Kids now are treated either like miniature adults or hovered over by anxious parents who have garnered a name for themselves: helicopter parents. Many of these are the Millennials who can’t bear the thought of little Aiden playing cops and robbers with a finger gun or Mia wishing to have Barbie dolls like Grandma had; instead, we have to have politically approved, unisex playthings for “play dates.” My play dates were from June to September at the park or at various friends’ houses, and after school the rest of the year. But we knew to ask the mom at the house we were at when it was 5:00 because that was time to go home for supper, or we were shooed out the door so they could eat their family dinner.
I’ve gone a long way afield to make a simple point: in the modern day, the Democratic party is like the kid who ran for class president on a platform of no homework, a longer recess, and ice cream sandwiches with our lunch. What kid wouldn’t vote for that?
Those of us who are of a certain age soon realized that such a fantasy platform came to a screeching halt when the adults who were in charge told us “no.” Now the adults will try to accommodate the requests, since little Aiden and Mia can’t be wrong and the teachers need to see things their way.

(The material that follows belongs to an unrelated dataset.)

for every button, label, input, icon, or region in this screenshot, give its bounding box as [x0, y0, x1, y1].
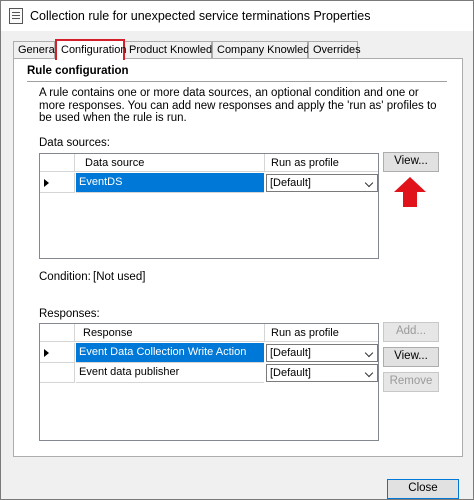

In an age where childhood can legally be extended to the age of 26 – based on the age when a parent’s health care plan has to cover a youth – the perpetual adolescent will always seek the handout. I pray more people will seek the truth that life isn’t always fair, there is right and wrong, and things are worth working for, but the fact that we even needed a column like this from Bongino is evidence that I need to redouble my efforts.